Le proteste – In tutto il paese la risposta al colpo di stato è stata immediata. Milioni di persone in tutta la Birmania sono scese in piazza per dimostrare la loro contrarietà al ritorno di una giunta militare ed il loro supporto alla leader democratica Aung San Suu Kyi. Operai, studenti, attivisti, imprenditori ma anche monaci buddisti. Tutti sono scesi in piazza a testimonianza di come la popolazione sia compatta nel voler dire no a questo regime. A Rangoon, addirittura, tutte le minoranze del paese hanno manifestato pacificamente insieme in una scena di unità che non si era mai vista prima. Si sono organizzati tramite internet e social network, replicando quanto fatto negli anni scorsi dai giovani di Hong Kong, e per venti giorni sono scesi in piazza pacificamente sfidando l’esercito schierato. “Avete fatto arrabbiare la generazione sbagliata” recitava uno slogan scandito dai giovani birmani con tre dita rivolte verso l’alto ad imitare il gesto di “Hunger Games” diventato simbolo delle proteste. Ma poi qualcosa è cambiato.

Il 25 febbraio, per la prima volta, l’esercito ha risposto a quella rabbia. Ma se quella dei manifestanti era una rabbia pacifica e colorata, quella dei militari è stata violenta e spietata. Uomini di diverse legioni, tra cui le unità di controguerriglia utilizzate nel 2016 per la pulizia etnica dei rohingya, hanno iniziato a reprimere ogni tipo di protesta. Una risposta spietata. I lacrimogeni e i manganelli hanno ben presto lasciato spazio ad armi da fuoco e cecchini sui tetti. Internet è stato più volte bloccato per impedire l’organizzazione delle manifestazioni. Le irruzioni negli ospedali per trascinare via o uccidere chi era stato ferito durante le manifestazioni sono diventate sempre più frequenti. Sono oltre 250 le vittime accertate, oltre duemila gli arresti.

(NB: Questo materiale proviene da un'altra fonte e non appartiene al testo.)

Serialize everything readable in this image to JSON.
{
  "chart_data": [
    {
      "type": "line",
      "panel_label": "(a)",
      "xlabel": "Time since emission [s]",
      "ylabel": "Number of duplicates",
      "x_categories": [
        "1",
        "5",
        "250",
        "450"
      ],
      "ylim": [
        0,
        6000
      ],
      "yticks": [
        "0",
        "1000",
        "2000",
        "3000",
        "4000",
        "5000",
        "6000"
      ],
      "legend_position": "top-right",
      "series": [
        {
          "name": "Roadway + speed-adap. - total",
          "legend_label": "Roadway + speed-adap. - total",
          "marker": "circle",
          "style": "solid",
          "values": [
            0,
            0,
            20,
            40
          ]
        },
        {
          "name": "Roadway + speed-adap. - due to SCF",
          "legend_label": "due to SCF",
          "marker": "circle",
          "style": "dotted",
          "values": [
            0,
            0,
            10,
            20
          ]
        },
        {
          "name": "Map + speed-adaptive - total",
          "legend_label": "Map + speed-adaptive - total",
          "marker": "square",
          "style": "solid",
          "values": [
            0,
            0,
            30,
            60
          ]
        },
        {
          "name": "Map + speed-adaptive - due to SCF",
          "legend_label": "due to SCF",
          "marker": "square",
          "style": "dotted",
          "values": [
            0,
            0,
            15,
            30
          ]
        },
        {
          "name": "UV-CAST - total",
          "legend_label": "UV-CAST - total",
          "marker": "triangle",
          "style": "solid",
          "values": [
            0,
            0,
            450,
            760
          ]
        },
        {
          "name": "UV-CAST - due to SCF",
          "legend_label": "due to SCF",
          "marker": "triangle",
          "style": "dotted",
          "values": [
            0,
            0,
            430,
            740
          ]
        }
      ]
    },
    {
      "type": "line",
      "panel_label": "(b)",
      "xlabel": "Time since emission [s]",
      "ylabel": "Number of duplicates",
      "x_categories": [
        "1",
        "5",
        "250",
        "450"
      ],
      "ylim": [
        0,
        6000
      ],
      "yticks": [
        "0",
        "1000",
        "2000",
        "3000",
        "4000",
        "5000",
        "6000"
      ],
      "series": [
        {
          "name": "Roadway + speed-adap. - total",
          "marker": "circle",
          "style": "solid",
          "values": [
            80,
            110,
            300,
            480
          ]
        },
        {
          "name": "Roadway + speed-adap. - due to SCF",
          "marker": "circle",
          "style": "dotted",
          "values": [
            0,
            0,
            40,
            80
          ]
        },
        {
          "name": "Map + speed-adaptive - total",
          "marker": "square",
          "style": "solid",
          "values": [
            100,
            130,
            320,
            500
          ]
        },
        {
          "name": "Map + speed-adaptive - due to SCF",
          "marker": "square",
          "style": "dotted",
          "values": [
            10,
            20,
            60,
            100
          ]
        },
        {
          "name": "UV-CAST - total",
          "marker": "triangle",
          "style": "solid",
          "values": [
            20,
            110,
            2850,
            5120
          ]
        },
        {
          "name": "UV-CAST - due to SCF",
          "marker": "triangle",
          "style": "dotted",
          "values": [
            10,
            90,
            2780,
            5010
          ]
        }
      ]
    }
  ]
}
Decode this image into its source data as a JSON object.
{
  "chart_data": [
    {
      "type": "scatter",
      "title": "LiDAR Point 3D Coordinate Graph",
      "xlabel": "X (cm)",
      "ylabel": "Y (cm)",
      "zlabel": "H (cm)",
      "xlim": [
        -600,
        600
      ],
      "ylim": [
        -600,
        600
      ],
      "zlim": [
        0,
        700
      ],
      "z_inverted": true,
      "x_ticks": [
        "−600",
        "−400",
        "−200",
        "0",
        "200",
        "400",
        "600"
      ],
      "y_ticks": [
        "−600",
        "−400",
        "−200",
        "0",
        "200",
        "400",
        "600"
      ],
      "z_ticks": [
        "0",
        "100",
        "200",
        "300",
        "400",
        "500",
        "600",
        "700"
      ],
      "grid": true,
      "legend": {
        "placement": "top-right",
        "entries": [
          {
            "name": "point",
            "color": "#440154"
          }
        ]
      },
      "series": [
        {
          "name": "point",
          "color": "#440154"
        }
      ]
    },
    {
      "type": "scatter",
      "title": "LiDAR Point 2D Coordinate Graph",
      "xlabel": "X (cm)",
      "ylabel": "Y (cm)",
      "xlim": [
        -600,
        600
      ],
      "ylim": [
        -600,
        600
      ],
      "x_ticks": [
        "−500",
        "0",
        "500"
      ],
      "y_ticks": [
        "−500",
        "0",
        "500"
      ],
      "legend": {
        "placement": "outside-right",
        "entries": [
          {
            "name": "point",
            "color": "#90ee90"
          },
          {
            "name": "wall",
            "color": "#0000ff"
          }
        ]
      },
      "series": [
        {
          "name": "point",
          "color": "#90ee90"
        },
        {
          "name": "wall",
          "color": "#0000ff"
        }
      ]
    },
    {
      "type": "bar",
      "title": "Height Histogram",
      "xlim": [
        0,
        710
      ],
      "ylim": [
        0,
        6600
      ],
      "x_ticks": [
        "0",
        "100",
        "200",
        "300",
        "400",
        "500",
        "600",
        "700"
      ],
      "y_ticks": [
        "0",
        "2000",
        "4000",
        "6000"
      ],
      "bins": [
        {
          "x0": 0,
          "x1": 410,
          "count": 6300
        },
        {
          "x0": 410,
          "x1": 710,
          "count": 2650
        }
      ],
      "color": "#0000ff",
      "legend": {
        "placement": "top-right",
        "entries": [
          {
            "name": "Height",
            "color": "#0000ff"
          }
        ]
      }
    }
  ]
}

Ieri il giorno più buio e mentre il regime celebrava la festa delle forze armate la popolazione è stata letteralmente presa di mira: 114 morti in meno di 24 ore. Il più piccolo aveva quattro anni ed era in braccio a suo papà, a casa sua, quando è stato raggiunto da un proiettile sparato attraverso la finestra.

Crisi Umanitaria – E con la popolazione che da quasi due mesi protesta senza sosta, oltre a quella di una stabilità politica, si è infranta anche l’illusione di una ripresa economica. Già prima del golpe militare la Birmania era il paese asiatico più povero con oltre un terzo della popolazione in stato di povertà e la quasi totalità senza la possibilità di richiedere assistenza sanitaria. Oggi, con le proteste che stanno paralizzando il paese, la situazione è sprofondata verso un punto di non ritorno. Le banche sono chiuse, i settori produttivi principali si sono fermati causando un aumento vertiginoso dei beni primari come riso e olio, il settore tessile in cui sono impiegati 1,5 milioni di birmani è in ginocchio. In tutto ciò non è mai partita una campagna vaccinale, i test anti-covid sono sospesi così come le importazioni di farmaci di qualunque genere. L’impennata dell’inflazione sta rendendo sempre più difficile l’approvvigionamento di cibo e beni di prima necessità e presto la crisi politica ed economica si potrebbe trasformare in un’enorme crisi umanitaria con più della metà della popolazione che rischia di trovarsi in uno stato di povertà assoluta.

In questo contesto la risposta dei paesi occidentali è stata blanda e discontinua. L’attenzione mediatica, altissima nei primi giorni post-golpe, si è via via affievolita e la situazione birmana trova ora spazio solo in caso di fatti eclatanti come quello di ieri. Le istituzioni hanno più volte condannato quanto accade nel paese asiatico senza però muoversi in alcun modo. L’unica azione intrapresa finora dall’Unione Europea è stato il ritiro dei visti e il congelamento dei beni ad undici persone coinvolte nel golpe. L’unico paese ad essere attivo in modo significativo è la Cina, preoccupata per gli sviluppi della situazione in un paese che reputa strategico. Così il popolo birmano è abbandonato a sé stesso e si ritrova a combattere da solo la propria battaglia per la democrazia. E ora, sotto il fuoco incessante dei militari, i birmani si trovano ad un bivio: accettare una dittatura senza fine o continuare nella propria rivoluzione fino a quando cambierà qualcosa. La strada intrapresa, per ora, sembra ben chiara. Hanno fatto arrabbiare la generazione sbagliata.